Five Architecture Choices to Make Before Your Data and Analytics Renewal Begins

09.01.2026 | 9 min Read
Category: Data Platform | Tags: #Data Platform, #Architecture, #Data Engineering, #Data Modelling

Lessons from complex data platform and analytics programs

Introduction

In large data and analytics programs, two things are usually fixed: the ambitions and the milestones. Much else can be discussed – until suddenly it cannot. That is typically when architecture discussions become expensive.

It is tempting to start building early, thinking you can land the difficult choices along the way. Agile development can absolutely work well, but only if you are clear about what can actually be iterated on safely – and what becomes a bottleneck if it remains unclear.

Some choices are like that: they affect the entire production line for data. If they are not made early, you get “agile” as a method, but “ad hoc” and technical debt as the result.

This article describes five architecture choices that we believe should be made before building starts. Not because it is nice to have “architecture in place,” but because it reduces the risk of rework, delays and loss of trust when the platform is to be adopted – and increases the chances that you choose something the organization can actually manage over time.

The choices are based on our own experience and cover the following areas:

  1. Data platform choice: architecture is more about risk than features
  2. Data modeling principle: structure that must withstand both pace and ownership
  3. Layering and standards: the prerequisite for collaboration at scale
  4. Quality: something that must be built into the process
  5. Trade-offs: time and quality are often constraints – scope and complexity are the control variable
5 arkitekturvalg du må ta tidlig
5 arkitekturvalg du må ta tidlig

1 Data platform choice: architecture is more about risk than features

Platform choices often end up in a feature discussion: “does it support X?”, “does it have Y?”, “is it integrated with Z?” In practice, we see that large programs rarely fail on functionality. They fail on predictability. When multiple countries, domains and teams deliver in parallel, the platform choice becomes primarily a question of: How much uncertainty can we tolerate within the timeline? What is good enough for now?

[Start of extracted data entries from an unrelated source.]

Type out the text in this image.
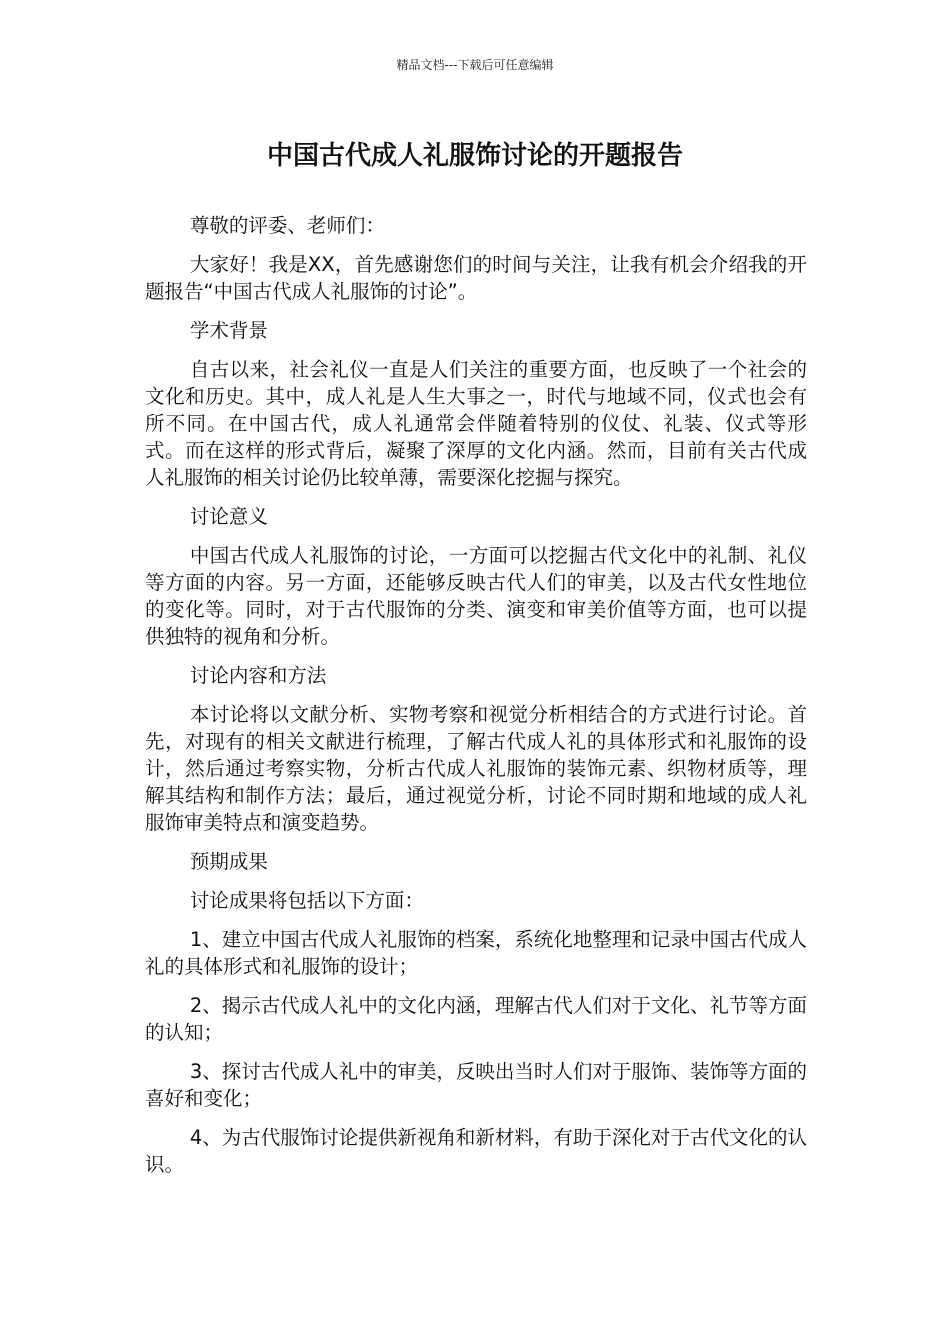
精品文档---下载后可任意编辑
中国古代成人礼服饰讨论的开题报告

尊敬的评委、老师们：

大家好！我是XX，首先感谢您们的时间与关注，让我有机会介绍我的开题报告“中国古代成人礼服饰的讨论”。

学术背景

自古以来，社会礼仪一直是人们关注的重要方面，也反映了一个社会的文化和历史。其中，成人礼是人生大事之一，时代与地域不同，仪式也会有所不同。在中国古代，成人礼通常会伴随着特别的仪仗、礼装、仪式等形式。而在这样的形式背后，凝聚了深厚的文化内涵。然而，目前有关古代成人礼服饰的相关讨论仍比较单薄，需要深化挖掘与探究。

讨论意义

中国古代成人礼服饰的讨论，一方面可以挖掘古代文化中的礼制、礼仪等方面的内容。另一方面，还能够反映古代人们的审美，以及古代女性地位的变化等。同时，对于古代服饰的分类、演变和审美价值等方面，也可以提供独特的视角和分析。

讨论内容和方法

本讨论将以文献分析、实物考察和视觉分析相结合的方式进行讨论。首先，对现有的相关文献进行梳理，了解古代成人礼的具体形式和礼服饰的设计，然后通过考察实物，分析古代成人礼服饰的装饰元素、织物材质等，理解其结构和制作方法；最后，通过视觉分析，讨论不同时期和地域的成人礼服饰审美特点和演变趋势。

预期成果

讨论成果将包括以下方面：

1、建立中国古代成人礼服饰的档案，系统化地整理和记录中国古代成人礼的具体形式和礼服饰的设计；

2、揭示古代成人礼中的文化内涵，理解古代人们对于文化、礼节等方面的认知；

3、探讨古代成人礼中的审美，反映出当时人们对于服饰、装饰等方面的喜好和变化；

4、为古代服饰讨论提供新视角和新材料，有助于深化对于古代文化的认识。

Platform choices should in practice start by agreeing on which capabilities we need early – not which tool we like best. What must be in place from the start is primarily what enables the team to build data flows efficiently without building debt, and what enables you to operate data flows in production so that users actually trust them. Capabilities that primarily support other types of use cases can often wait.

A useful way to structure the choice is to link capabilities to platform components (storage/compute, ingest, orchestration, transformation, catalog, security, monitoring/observability) and evaluate technology choices per component.

Some choices become long-term, while others can be swapped more easily along the way – if you have clear standards and interfaces. When choices are difficult, we recommend a simple evaluation matrix with weighting and scoring, so that you optimize for the whole and delivery certainty – not for individual components.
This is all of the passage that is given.